In contrast, there was no slowing down demand for detached homes, where sales volumes rose 34.4 per cent and average prices were up 31.2 per cent year-over-year in January. The detached segment has proven extremely resilient during the pandemic, as city-dwellers in search of more square footage and a larger outdoor space helped support demand.
Though that rise in demand and impact of rock-bottom interest rates helped fuel the boom in prices, that rapid appreciation has some in the industry concerned that growth may be unsustainable.
In an interview, Realosophy President John Pasalis said policymakers will need to keep a close eye on the situation to ensure things don’t spiral out of control.
“I think there’s a tension. Obviously we don’t want to kill the housing market, but at what point are policymakers overstimulating it? Certainly, 30 per cent price growth is not a positive thing,” he said.

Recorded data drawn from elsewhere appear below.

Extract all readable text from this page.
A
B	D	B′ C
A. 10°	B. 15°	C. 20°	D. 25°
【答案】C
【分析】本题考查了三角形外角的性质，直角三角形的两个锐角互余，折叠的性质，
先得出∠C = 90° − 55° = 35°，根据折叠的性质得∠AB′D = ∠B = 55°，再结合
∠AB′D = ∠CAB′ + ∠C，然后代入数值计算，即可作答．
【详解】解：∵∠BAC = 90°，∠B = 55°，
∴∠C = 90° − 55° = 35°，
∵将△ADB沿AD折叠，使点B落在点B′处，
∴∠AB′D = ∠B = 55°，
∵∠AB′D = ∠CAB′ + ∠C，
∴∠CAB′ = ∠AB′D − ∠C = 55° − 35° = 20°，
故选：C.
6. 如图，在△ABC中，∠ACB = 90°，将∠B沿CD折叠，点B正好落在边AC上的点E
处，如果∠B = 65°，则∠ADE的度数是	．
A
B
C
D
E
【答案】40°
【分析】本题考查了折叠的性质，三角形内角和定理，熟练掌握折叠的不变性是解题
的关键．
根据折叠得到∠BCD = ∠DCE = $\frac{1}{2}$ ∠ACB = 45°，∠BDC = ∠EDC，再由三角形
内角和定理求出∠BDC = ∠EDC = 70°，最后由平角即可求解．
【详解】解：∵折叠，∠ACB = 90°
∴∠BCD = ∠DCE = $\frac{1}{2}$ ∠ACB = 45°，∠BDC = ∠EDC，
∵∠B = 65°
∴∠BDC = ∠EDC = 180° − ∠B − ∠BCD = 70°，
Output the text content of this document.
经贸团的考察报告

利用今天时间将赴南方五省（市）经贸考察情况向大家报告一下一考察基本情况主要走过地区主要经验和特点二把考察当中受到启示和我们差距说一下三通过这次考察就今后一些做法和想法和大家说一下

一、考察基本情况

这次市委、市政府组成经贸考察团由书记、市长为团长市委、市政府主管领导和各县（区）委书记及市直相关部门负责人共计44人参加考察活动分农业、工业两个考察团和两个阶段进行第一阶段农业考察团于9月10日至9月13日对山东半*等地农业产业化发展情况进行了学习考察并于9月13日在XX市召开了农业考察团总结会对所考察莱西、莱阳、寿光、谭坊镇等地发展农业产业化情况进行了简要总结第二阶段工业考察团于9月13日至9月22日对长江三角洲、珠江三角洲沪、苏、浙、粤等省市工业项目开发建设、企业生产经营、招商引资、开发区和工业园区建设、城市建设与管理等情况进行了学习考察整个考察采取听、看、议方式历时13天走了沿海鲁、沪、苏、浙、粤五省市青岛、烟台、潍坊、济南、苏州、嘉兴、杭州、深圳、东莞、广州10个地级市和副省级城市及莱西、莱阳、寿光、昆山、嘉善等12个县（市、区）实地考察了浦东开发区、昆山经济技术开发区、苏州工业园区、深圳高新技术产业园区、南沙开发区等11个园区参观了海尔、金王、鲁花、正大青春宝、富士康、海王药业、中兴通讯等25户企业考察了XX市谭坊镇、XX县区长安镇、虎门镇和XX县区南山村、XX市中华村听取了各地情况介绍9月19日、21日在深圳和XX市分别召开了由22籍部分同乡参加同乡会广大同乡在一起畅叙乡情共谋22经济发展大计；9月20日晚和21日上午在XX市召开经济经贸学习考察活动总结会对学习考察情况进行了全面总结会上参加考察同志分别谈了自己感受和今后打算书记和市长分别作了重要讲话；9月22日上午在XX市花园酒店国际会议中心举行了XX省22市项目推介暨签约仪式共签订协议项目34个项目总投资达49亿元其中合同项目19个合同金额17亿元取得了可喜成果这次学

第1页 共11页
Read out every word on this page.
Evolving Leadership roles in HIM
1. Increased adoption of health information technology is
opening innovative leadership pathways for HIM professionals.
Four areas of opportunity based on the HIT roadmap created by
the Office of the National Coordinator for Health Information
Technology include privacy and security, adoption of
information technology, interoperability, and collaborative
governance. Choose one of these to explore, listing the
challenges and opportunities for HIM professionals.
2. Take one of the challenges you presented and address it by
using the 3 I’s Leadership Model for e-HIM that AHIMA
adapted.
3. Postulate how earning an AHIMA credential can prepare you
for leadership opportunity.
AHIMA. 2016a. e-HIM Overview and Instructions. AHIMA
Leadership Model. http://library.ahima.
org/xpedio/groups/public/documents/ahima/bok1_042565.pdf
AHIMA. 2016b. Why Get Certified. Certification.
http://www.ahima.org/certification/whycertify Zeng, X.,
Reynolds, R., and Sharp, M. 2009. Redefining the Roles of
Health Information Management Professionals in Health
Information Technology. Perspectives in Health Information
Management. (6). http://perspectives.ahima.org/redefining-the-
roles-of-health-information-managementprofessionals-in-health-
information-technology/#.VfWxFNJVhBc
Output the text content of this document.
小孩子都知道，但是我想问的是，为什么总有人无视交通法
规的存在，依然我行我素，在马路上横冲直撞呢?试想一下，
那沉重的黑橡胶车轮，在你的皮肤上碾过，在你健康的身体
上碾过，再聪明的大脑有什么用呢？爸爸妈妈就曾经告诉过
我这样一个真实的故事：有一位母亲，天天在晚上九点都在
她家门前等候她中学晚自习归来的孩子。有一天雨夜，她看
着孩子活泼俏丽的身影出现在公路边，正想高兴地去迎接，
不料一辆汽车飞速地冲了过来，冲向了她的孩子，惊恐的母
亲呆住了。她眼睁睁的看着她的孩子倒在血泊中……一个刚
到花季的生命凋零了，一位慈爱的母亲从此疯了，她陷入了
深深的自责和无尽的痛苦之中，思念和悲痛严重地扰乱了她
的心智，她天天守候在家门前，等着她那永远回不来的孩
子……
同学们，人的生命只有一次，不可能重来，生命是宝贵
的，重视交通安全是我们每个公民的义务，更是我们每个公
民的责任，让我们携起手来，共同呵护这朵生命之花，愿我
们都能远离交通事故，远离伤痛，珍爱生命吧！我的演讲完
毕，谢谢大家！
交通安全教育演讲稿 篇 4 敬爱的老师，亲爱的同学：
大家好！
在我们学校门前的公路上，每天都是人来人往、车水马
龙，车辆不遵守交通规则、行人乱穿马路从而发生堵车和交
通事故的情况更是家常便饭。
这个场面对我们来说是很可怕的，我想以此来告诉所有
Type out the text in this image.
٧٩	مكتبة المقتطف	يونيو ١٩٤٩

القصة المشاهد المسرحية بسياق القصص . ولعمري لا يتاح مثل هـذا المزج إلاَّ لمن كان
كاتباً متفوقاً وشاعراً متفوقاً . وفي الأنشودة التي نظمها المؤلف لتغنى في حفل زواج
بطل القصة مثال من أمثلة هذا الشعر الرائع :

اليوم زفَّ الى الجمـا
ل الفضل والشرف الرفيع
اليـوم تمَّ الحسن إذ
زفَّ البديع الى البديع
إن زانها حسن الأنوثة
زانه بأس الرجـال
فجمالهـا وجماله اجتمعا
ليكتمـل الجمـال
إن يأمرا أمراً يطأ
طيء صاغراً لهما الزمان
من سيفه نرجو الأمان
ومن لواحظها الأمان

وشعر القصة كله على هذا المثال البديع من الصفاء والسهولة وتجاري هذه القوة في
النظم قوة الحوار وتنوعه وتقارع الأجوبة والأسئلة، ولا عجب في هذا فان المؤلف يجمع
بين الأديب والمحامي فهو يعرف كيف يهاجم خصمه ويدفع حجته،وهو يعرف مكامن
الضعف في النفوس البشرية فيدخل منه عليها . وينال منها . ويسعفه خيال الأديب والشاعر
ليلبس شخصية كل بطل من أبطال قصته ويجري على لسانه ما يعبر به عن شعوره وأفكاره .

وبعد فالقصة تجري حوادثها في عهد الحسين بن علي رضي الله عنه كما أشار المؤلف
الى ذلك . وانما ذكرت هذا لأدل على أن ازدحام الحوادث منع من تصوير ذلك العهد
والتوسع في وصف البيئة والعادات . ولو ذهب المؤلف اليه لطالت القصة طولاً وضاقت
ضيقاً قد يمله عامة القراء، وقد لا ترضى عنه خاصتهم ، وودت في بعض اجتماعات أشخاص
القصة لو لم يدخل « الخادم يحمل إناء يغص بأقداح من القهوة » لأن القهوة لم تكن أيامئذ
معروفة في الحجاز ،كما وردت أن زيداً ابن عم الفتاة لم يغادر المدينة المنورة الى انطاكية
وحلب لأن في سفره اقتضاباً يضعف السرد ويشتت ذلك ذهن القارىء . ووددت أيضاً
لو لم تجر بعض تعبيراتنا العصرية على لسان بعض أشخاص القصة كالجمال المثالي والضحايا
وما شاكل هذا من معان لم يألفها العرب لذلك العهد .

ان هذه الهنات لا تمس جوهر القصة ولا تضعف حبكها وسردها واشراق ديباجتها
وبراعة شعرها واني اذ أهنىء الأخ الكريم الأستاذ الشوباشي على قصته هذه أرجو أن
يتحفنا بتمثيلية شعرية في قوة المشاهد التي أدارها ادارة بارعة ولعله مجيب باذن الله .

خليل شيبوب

“Policymakers, obviously their role is to mitigate the ups and downs of the business cycle but when we’re overstimulating, it is potentially just going to lead to problems down the road when we’re bidding up house prices higher than they otherwise should be.”
While 2020 was a turbulent year overall in the region’s real estate market due to the pandemic, TRREB is expecting continued double-digit price growth for the immediate future. In a release, TRREB Chief Market Analyst Jason Mercer said an economic resurgence post-vaccine and supportive demographic trends will likely push prices higher, with TRREB expecting average home prices will eclipse the $1-million mark for the first time ever in 2021.
“The pandemic certainly resulted in an unprecedented year for real estate in 2020, but it hasn’t put a damper on the overall demand,” he said. “Looking ahead, a strengthening economy and renewed GTA population growth following widespread vaccinations will support the continued demand for both ownership and rental housing. But over the long run, the supply of listings will remain an issue, particularly in low-rise segments.”